Tag1 Consulting

Performance and Scalability Experts

Tuning Search In Drupal 5

Comments

Compacted databases

Submitted by Olly Betts (not verified) on Mon, 07/21/2008 - 09:28.

Hmm, there seem to be some odd regular gaps in the barchart for the compacted timings - there don't seem to be corresponding almost-zero figures in the raw data, and the graphs in the gnumeric file don't seem to have them. Some sort of image rendering issue?

Anyway, your theory is probably roughly right. If you index data into a fresh database by simply appending documents, then a linear insert mode gets used a lot and the database will be pretty compact anyway.

This is less true for the postlist table as this holds the term -> document mappings which produce more scattered writes, and the output from xapian-compact shows a lot of space being reclaimed there. Partly that will be blocks which aren't currently used at all, the rest will be blocks which aren't completely full. The former probably matter less, especially if they are grouped, as we won't ever try to read them. The latter should make a difference as it should mean we're more likely to have already read in an entry we want along with another in the same block.

I'm not sure why it seems slightly slower though. Perhaps just chance (which blocks happen to be near others so disk seeking times happen to be more). Or perhaps the "faster" code we use for a fully compact database isn't really faster and we'd be better off using the same code all the time! I'll have to check that.

Incidentally, "compact" is more correct than "compress" for describing what's going on - the operation essentially just minimises unused space in the .DB files rather than running any data through a compression algorithm.

Xapian performance

Submitted by admin on Mon, 07/21/2008 - 22:14.

"Hmm, there seem to be some odd regular gaps in the barchart for the compacted timings"

Yeah, I seem to have hit upon some graph generation bug, but didn't have time to dig into it too deeply. Perhaps it would have been better to simply not display that graph on the web page at all as it could cause confusion.

"I'm not sure why it seems slightly slower though. Perhaps just chance (which blocks happen to be near others so disk seeking times happen to be more). Or perhaps the 'faster' code we use for a fully compact database isn't really faster and we'd be better off using the same code all the time!

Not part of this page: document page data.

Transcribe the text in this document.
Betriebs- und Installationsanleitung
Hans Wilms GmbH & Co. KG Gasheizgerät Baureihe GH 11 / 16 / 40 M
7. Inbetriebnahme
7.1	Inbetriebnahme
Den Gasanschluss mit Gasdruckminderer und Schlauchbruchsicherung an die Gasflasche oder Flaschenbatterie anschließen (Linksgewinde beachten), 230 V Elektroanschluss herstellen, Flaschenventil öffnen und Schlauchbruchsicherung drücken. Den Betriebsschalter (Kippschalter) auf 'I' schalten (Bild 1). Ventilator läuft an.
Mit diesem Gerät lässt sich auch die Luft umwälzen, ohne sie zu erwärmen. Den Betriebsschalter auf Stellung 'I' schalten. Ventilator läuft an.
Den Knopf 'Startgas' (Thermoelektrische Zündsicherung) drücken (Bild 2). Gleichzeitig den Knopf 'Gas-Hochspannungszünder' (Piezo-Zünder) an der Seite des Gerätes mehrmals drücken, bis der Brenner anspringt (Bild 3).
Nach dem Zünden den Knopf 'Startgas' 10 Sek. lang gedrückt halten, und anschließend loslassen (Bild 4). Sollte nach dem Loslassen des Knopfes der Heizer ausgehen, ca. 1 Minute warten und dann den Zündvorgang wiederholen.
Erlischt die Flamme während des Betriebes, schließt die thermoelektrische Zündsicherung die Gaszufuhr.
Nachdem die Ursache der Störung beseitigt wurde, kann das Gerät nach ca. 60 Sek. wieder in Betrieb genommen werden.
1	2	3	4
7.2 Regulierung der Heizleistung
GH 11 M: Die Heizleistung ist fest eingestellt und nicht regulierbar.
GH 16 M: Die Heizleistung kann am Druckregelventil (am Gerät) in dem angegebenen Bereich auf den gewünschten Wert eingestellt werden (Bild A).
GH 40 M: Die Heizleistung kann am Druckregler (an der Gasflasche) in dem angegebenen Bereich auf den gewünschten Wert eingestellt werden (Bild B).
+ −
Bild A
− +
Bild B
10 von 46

I'll have to check that."

I'd be fascinated to hear what you decide! Fortunately when running xapian-compact you end up with a complete copy of the database, so it's possible to test the before and after and to chose the best one.

"Incidentally, 'compact' is more correct than "compress" for describing what's going on - the operation essentially just minimises unused space in the .DB files rather than running any data through a compression algorithm."

Thanks for clarifying. I suppose it should have been obvious to me, as you didn't call the utility "xapian-compress"... ;)

While we're talking about Xapian performance, if I wanted to share a read-only copy of xapian indexes across multiple servers to allow multiple servers to handle search queries, is it safe to run rsync to keep them all in sync? Or would this risk pushing a corrupt copy for example if rsync runs while the xapian database files are being written to?

Also, is there likely to be a performance boost from keeping these read-only copies of the database on a tmpfs mount in RAM?

Thanks again for all your feedback.

Replication

Submitted by Olly Betts (not verified) on Fri, 07/25/2008 - 23:32.

if I wanted to share a read-only copy of xapian indexes across multiple servers to allow multiple servers to handle search queries, is it safe to run rsync to keep them all in sync? Or would this risk pushing a corrupt copy for example if rsync runs while the xapian database files are being written to?

It's not safe if the database is written to during the sync operation. There's a new replication feature on trunk (but not in 1.0.x) which is aimed at this sort of situation.
The documentation for it discusses other approaches, including using rsync:

http://trac.xapian.org/browser/trunk/xapian-core/docs/replication.rst


Also, is there likely to be a performance boost from keeping these read-only copies of the database on a tmpfs mount in RAM?

If there's sufficient RAM to do that, then if you put the DB on disk the VM system will tend to end up caching the DB in RAM anyway, so probably the only benefit of using tmpfs would be the elimination of the cache "warm up" time just after copying. If there's VM pressure, the VM system may even decide to page out unaccessed blocks from the tmpfs to swap - in some ways the distinction between "in RAM" and "on disk" is a bit artificial as the data will tend to end up where it's most useful either way.

thanks

Submitted by admin on Wed, 07/30/2008 - 12:20.

I'd not found the replication document before, that was very helpful. Thanks!